Best Performance by an Actor – Yossi Itai and Sameh Zoabi
It is a dead tie between two actors from the Middle East, both playing the lovable nebbish in unlikely comedies that dare to employ humor to humanize political realities. In “Tel Aviv on Fire,” Palestinian actor Sameh Zoabi deserves all the credit he has been receiving as the hapless accidental screenwriter on a soap opera. Yossi Itai has also been winning awards for playing an accidental tour guide in “Born in Jerusalem and Still Alive,” which he wrote and directed. It is fitting that two actors share the award for playing smart, self-effacing, sardonic characters who humble us all with humor.
Best Performance by an Actress – Betalehem Asmamawe
Female writer-director Aalam-Warqe Davidian re-imagines her traumatic flight from Ethiopia as a teen in “Fig Tree,” which was nominated for a best picture Ophir (Israeli Oscar), winning for cinematography.
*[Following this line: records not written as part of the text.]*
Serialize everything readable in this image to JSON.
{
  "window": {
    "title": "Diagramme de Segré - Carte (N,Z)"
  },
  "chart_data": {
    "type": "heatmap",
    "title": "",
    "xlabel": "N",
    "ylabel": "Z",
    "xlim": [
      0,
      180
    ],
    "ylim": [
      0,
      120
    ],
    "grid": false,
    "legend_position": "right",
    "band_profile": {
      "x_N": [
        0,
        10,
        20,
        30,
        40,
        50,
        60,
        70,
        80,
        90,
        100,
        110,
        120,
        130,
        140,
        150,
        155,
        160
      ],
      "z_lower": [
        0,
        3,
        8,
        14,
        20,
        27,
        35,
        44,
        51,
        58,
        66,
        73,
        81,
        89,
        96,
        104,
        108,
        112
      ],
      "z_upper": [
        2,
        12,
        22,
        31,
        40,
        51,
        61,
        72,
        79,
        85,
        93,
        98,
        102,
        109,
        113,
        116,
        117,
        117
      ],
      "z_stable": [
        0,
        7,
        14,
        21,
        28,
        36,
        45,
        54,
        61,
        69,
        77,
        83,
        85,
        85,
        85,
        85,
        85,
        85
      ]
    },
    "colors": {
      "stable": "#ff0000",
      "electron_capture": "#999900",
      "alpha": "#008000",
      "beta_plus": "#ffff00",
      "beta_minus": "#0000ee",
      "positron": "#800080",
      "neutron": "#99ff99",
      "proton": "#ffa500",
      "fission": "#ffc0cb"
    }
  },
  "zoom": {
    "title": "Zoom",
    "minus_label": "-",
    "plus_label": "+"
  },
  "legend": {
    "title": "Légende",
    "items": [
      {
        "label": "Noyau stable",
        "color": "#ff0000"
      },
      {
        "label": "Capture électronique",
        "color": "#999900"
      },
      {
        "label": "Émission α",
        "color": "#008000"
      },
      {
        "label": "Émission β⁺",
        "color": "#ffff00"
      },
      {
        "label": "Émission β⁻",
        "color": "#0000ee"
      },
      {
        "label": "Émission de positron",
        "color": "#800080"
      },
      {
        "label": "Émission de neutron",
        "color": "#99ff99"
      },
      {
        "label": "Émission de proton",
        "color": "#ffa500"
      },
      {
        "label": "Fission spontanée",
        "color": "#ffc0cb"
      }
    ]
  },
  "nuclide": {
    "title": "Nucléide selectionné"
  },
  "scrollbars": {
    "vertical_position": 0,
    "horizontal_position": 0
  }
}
First-time screen actress Betalehem Asmamawe, who was cast before the filmmakers discovered she was Jewish, conveys the emotional turbulence our confused young heroine experiences on the eve of her family’s secretive departure for Israel. Some performances feel so real, you forget they are performances. Without Asmamawe’s natural ease in front of the camera, this story would not grip the heart as it does.
Best Documentary – “The Spy Behind Home Plate”
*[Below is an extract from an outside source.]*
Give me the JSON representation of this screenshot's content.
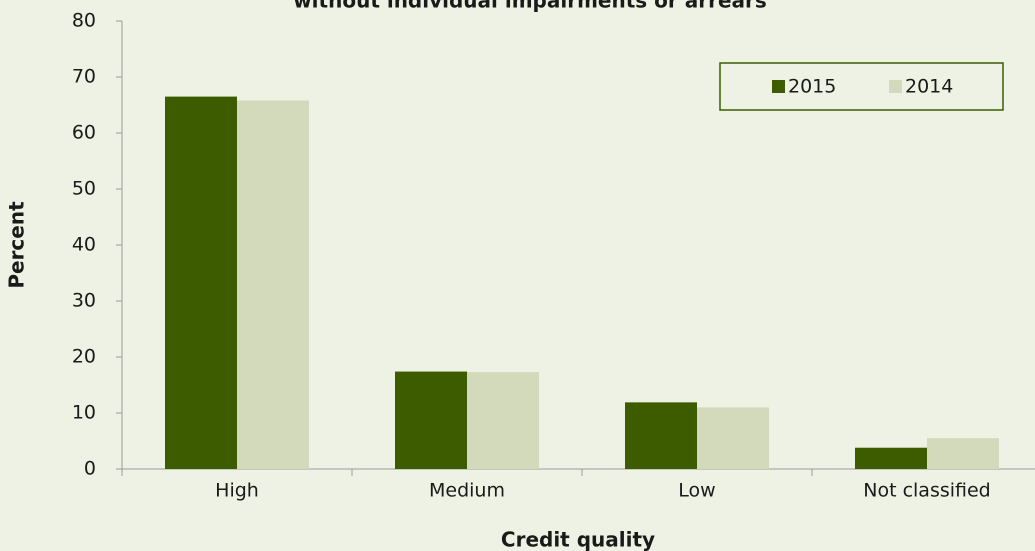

Aviva Kempner’s acclaimed biography of Moe Berg has the rare distinction of surpassing the 2018 feature film that preceded it, “The Catcher Was a Spy,” based on Nicholas Dawidoff’s biography of the same name, starring Paul Rudd. Larger than life, the real Moe Berg provides ample fascination in Kempner’s surprising tale of a brilliant, enigmatic Major League catcher and US spy. Kempner’s sports and spycraft tale of intrigue is more suspenseful than the Hollywood version, proving the power of documentary story telling.
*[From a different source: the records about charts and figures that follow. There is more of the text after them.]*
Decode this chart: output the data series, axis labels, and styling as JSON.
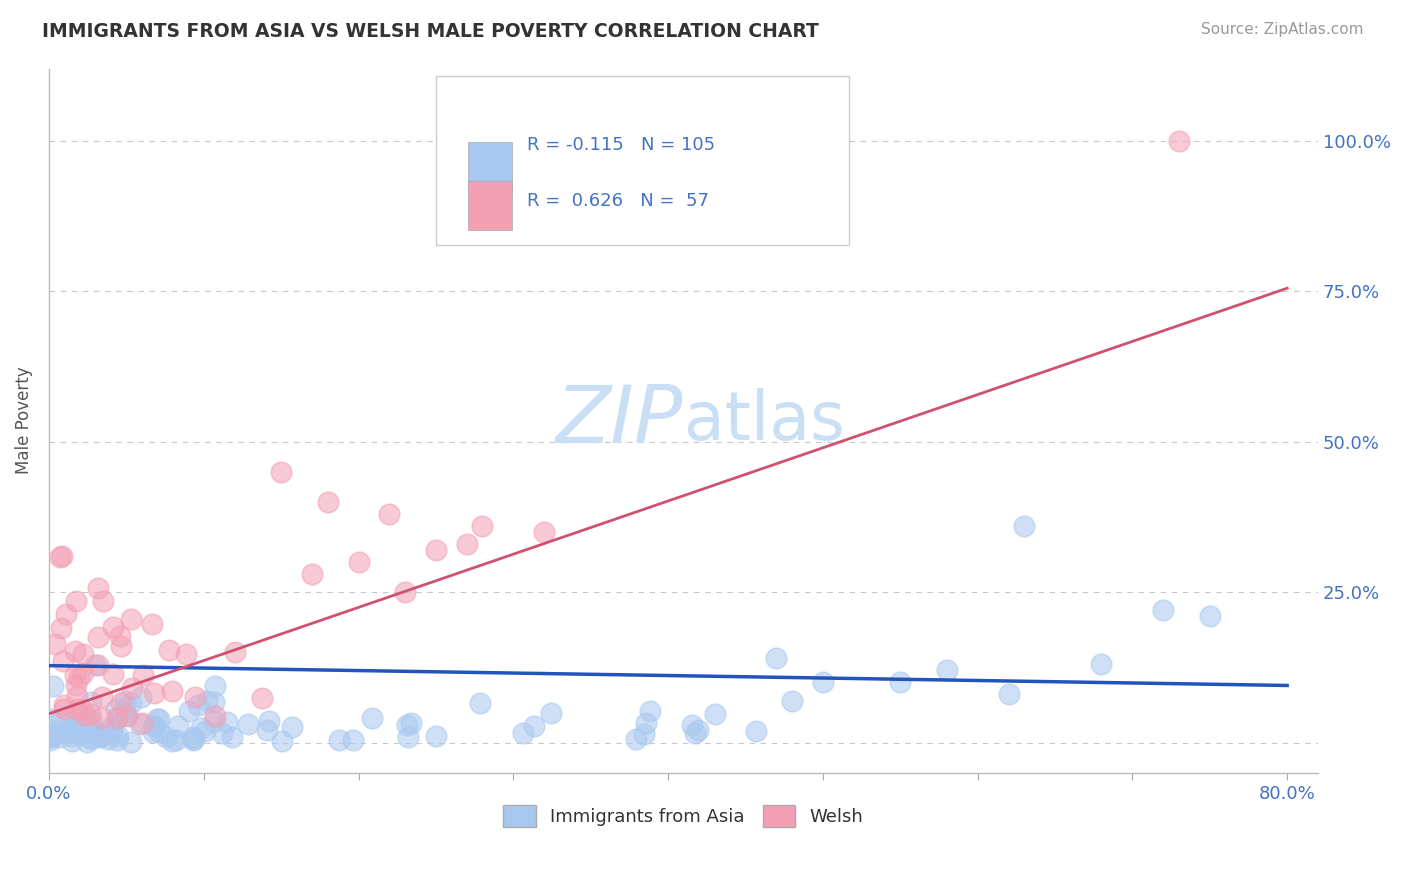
{
  "title": "IMMIGRANTS FROM ASIA VS WELSH MALE POVERTY CORRELATION CHART",
  "source_text": "Source: ZipAtlas.com",
  "xlabel": "",
  "ylabel": "Male Poverty",
  "xlim": [
    0.0,
    0.82
  ],
  "ylim": [
    -0.05,
    1.12
  ],
  "x_ticks": [
    0.0,
    0.1,
    0.2,
    0.3,
    0.4,
    0.5,
    0.6,
    0.7,
    0.8
  ],
  "x_tick_labels": [
    "0.0%",
    "",
    "",
    "",
    "",
    "",
    "",
    "",
    "80.0%"
  ],
  "y_ticks": [
    0.0,
    0.25,
    0.5,
    0.75,
    1.0
  ],
  "y_tick_labels_right": [
    "",
    "25.0%",
    "50.0%",
    "75.0%",
    "100.0%"
  ],
  "blue_color": "#A8C8F0",
  "pink_color": "#F4A0B4",
  "blue_line_color": "#2255BB",
  "pink_line_color": "#D05070",
  "title_color": "#333333",
  "label_color": "#4472c4",
  "grid_color": "#C8C8C8",
  "background_color": "#FFFFFF",
  "blue_n": 105,
  "pink_n": 57,
  "blue_r": -0.115,
  "pink_r": 0.626,
  "pink_line_x0": 0.0,
  "pink_line_y0": 0.048,
  "pink_line_x1": 0.8,
  "pink_line_y1": 0.755,
  "blue_line_x0": 0.0,
  "blue_line_y0": 0.128,
  "blue_line_x1": 0.8,
  "blue_line_y1": 0.095
}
Best Musical – “Fiddler: Miracle of Miracles”
With no competition as the best Jewish musical of all time, “Fiddler on the Roof” is a Broadway and Hollywood legend that endures to this day, in no small part due to the astonishing success of Joel Grey’s Yiddish revival. With music by Jerry Bock, lyrics by Sheldon Harnick, book by Joseph Stein, produced by Harold Prince, and choreographed by Jerome Robbins, the unpromising 1964 show was an adaptation of Sholem Aleichem stories set in the Pale of Settlement around 1905. Its smash success around the world proved the maxim that the universal resides within the particular. The magic of this quintessentially Jewish yet somehow universally embraced story of shtetl life lives on in this endearing love letter to Fiddler.
Best Comedy – “Tel Aviv on Fire”
While there’s undeniably little to laugh about in the conflict-ridden Middle East, there is the equally undeniable fact that humor can have a profoundly humanizing effect. Treading a comic landscape strewn with political land mines, Palestinian director Sameh Zoabi bravely manages to find comedy in the universal absurdity of human life, institutions, artistic pretentions, and bad taste. Funny is funny, and humor is best when it unites us, as this satire of human nature and lowbrow entertainment reminds us.
Best First-Time Director: “Born in Jerusalem and Still Alive”
Many festivals now honor new filmmakers for displaying promise, understanding that these young directors cannot compete with the veterans such as Aviva Kempner or Dani Menkin. Yossi Atia – who was deservedly awarded that prize by the Jerusalem Film Festival in July – wrote, directed and stars in this affable story of one man coping with trauma. Atia pioneers a natural, almost documentary-like style of filmmaking. With a smart-funny, neurotic Woody Allen-esque nebbish hero, the film has a shaggy-dog kind of charm. Sincerity is a powerful tool in the hands of an original artist, and Atia’s dark comedy is disarming and deceptively impactful.